El buque, de 138 metros de eslora y 22 de manga, ha llegado cuando aún de noche procedente de Donibane Lohizune y partirá por la tarde hacia las islas Azores (Portugal). Ha atracado alrededor de las 6:00 horas en Olatua, la terminal de cruceros que el Puerto de Bilbao tiene en Getxo, procedente del puerto de San Juan de Luz, y tiene programado permanecer en la localidad hasta las 20:00 horas para partir con rumbo al puerto de Angra Do Heroismo, en las Azores.

DOS AÑOS SIN CRUCEROS

El 1 de noviembre de 2019 es la fecha en la que atracó el último crucero en Getxo, el 'AidaSol' con bandera italiana, pero propiedad de una naviera alemana que arribó con 2.216 pasajeros. Desde entonces, la actividad portuaria en la terminal marítima de Getxo quedó reducida a cero.

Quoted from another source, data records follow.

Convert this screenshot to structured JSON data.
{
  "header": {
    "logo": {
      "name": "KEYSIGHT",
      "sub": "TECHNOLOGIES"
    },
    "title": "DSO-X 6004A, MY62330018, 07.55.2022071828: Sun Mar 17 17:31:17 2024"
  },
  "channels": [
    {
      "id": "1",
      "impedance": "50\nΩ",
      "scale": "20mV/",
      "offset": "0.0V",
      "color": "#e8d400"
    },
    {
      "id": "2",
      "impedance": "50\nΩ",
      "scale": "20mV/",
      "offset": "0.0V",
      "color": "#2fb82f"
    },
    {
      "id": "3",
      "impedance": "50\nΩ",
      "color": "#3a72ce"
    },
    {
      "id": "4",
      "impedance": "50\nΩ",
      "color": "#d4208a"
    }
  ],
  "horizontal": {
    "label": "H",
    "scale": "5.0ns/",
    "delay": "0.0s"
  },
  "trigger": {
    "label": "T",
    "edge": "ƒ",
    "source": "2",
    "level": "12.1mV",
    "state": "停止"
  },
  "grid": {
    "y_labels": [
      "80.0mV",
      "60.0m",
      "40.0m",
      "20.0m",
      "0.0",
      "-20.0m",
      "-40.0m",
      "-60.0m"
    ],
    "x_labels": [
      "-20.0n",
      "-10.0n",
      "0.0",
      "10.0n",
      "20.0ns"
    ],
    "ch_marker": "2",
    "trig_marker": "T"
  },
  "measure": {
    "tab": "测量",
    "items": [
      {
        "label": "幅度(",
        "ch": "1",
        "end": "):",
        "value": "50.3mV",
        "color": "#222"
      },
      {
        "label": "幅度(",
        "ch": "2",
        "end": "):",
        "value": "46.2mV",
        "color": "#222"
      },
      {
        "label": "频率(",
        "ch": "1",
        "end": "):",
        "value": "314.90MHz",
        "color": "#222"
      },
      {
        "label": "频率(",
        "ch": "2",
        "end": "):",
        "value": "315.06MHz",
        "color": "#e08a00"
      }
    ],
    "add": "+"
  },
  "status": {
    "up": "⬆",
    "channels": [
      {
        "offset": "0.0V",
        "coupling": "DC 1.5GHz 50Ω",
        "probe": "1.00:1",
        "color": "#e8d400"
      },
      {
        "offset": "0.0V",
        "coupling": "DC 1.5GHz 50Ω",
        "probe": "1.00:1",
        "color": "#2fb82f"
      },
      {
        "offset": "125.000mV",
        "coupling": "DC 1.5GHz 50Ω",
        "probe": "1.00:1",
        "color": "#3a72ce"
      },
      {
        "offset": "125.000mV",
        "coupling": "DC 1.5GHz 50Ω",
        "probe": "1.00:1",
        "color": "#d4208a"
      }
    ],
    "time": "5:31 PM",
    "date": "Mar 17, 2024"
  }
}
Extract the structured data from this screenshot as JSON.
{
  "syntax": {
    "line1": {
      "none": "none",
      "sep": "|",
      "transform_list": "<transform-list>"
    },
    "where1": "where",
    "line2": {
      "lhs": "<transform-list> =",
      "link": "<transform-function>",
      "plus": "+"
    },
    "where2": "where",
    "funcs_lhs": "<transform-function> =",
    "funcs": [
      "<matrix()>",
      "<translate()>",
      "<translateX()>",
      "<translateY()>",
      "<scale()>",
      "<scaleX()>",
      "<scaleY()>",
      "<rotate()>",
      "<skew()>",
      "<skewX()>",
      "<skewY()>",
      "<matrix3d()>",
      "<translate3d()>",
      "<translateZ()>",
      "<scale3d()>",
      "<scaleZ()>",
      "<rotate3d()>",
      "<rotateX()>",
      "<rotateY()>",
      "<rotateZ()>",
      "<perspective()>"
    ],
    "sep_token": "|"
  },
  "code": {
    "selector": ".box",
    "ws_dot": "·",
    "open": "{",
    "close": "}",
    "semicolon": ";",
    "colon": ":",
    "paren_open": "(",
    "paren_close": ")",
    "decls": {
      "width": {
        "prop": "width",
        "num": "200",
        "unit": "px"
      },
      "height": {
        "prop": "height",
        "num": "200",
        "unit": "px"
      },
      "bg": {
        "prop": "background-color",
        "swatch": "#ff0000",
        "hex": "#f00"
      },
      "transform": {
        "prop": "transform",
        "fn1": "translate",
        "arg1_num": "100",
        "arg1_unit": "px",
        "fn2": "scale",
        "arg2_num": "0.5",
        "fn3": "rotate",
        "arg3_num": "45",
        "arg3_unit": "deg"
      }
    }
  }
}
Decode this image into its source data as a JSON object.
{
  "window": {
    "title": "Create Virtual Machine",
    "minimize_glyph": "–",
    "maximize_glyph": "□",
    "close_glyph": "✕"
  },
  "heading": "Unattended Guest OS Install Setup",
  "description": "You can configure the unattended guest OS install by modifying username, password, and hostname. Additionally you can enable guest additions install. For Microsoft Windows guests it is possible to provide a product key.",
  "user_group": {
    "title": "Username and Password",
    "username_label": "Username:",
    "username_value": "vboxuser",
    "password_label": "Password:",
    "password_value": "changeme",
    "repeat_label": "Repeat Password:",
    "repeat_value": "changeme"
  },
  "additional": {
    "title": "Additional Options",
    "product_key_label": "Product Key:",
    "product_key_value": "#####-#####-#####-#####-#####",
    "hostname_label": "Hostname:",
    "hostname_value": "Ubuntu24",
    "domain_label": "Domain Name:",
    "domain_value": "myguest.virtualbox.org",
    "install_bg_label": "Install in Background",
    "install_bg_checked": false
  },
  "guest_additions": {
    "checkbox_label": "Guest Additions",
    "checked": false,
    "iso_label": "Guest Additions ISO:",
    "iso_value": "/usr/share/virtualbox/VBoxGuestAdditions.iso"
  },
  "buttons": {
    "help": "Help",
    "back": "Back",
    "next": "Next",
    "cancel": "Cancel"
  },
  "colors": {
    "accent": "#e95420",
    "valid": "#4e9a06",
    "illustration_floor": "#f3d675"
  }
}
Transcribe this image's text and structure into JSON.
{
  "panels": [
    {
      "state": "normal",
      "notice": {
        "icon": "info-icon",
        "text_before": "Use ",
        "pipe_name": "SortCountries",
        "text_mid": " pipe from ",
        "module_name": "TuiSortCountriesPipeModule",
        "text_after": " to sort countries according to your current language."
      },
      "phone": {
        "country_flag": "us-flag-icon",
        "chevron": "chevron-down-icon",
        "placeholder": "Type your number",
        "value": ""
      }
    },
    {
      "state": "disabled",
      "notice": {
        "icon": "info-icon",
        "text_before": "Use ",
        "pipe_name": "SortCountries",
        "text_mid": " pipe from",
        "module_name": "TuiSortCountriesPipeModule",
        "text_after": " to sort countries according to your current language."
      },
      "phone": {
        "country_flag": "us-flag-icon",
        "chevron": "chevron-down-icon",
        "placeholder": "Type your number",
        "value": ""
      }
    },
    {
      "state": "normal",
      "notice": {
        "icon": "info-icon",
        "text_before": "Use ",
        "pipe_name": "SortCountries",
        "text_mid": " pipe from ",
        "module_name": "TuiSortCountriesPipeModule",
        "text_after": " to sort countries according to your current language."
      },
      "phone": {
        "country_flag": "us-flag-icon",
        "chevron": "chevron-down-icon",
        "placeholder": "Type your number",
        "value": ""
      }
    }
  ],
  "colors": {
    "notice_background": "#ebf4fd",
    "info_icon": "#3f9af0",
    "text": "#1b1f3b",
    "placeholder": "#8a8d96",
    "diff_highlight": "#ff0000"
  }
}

Además de afectar a las empresas que organizan viajes de este estilo, esta situación afectó también a la hostelería local, que vio reducido considerablemente el volumen de clientes. "Cuando llegaban cruceros se notaba mogollón, llenábamos todas las mesas y además eran personas que gastan más", cuenta Yerika Mendoza, camarera del bar Cabo Matxitxako situado en el Puerto Deportivo.